- Film poster
- Directed by: Enrique Carreras
- Written by: Manuel Barberá
- Starring: Alberto Castillo, Amelita Vargas, Alfredo Barbieri and Francisco Álvarez
- Cinematography: Alfredo Traverso
- Edited by: José Gallego
- Music by: Vlady
- Production company: Productora General Belgrano
- Distributed by: Productora General Belgrano
- Release date: March 2, 1955;
- Running time: 80 minutes
- Country: Argentina
- Language: Spanish

= Rhythm, Love and Mischief =

Rhythm, Love and Mischief (Ritmo, amor y picardía) is a 1955 Argentine tango comedy film of the classical era of Argentine cinema, directed by Enrique Carreras and written by Manuel Barberá.

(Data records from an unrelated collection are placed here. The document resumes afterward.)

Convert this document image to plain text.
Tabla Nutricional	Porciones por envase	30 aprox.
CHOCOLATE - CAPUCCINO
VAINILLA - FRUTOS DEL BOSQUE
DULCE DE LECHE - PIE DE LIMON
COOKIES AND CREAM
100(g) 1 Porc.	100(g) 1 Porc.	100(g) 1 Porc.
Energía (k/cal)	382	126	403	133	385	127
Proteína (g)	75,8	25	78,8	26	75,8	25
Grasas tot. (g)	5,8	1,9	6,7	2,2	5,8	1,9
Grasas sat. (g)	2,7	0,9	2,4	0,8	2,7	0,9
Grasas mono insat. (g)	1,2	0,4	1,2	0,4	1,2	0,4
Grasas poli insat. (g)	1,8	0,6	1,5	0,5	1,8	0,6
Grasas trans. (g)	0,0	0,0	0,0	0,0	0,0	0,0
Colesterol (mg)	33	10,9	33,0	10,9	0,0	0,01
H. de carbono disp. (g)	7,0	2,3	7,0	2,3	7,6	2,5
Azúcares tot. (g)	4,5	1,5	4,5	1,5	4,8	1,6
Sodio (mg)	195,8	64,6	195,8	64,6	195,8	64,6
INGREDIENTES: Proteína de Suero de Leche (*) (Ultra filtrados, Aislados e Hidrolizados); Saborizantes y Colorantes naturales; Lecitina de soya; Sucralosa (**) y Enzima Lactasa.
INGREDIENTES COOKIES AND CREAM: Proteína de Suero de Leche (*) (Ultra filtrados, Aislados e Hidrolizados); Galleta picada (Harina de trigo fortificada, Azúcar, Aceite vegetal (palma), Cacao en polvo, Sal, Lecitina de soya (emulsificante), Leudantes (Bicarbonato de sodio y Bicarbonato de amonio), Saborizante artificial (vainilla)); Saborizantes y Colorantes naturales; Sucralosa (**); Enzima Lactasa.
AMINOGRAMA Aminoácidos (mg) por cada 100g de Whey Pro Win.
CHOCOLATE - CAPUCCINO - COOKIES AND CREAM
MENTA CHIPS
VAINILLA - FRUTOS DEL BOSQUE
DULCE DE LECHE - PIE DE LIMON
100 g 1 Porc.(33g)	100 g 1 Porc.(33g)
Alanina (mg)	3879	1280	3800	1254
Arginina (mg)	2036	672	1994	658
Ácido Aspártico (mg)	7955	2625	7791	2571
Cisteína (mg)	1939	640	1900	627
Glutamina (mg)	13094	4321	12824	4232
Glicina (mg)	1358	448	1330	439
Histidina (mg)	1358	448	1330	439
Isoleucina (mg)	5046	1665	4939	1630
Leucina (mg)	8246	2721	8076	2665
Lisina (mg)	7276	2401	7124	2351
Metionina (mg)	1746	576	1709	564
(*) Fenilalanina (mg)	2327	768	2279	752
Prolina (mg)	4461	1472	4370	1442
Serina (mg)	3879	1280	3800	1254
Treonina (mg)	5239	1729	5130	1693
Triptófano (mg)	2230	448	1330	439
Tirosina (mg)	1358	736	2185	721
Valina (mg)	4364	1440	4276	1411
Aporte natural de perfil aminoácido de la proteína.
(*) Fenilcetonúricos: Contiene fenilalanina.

It stars Alberto Castillo, Amelita Vargas, Alfredo Barbieri and Francisco Álvarez and was released on 2 March 1958.

==Plot==
A cantankerous father changes his character when a young man who marries one of his daughters revolutionises the household.

==Cast==
- Alberto Castillo as Raúl Sierra
- Amelita Vargas as Margarita
- Alfredo Barbieri as Javier
- Francisco Álvarez as Don Fermín Romero
- María Luisa Santés as Doña Mercedes
- Adrianita as Martha
- Pola Neuman as Ramona
- Lilian Valmar as Elvira
- Sandra Verani as Paca
- Héctor Armendáriz as Bernardo

== Reception ==
La Nación considered the film (translated from Spanish) "very funny, of spontaneous grace in dialogue and action.". Raúl Manrupe and María Alejandra Portela in their book Un diccionario de films argentinos (1930–1995) wrote: "Comedy quite agile with good work by Alberto Castillo."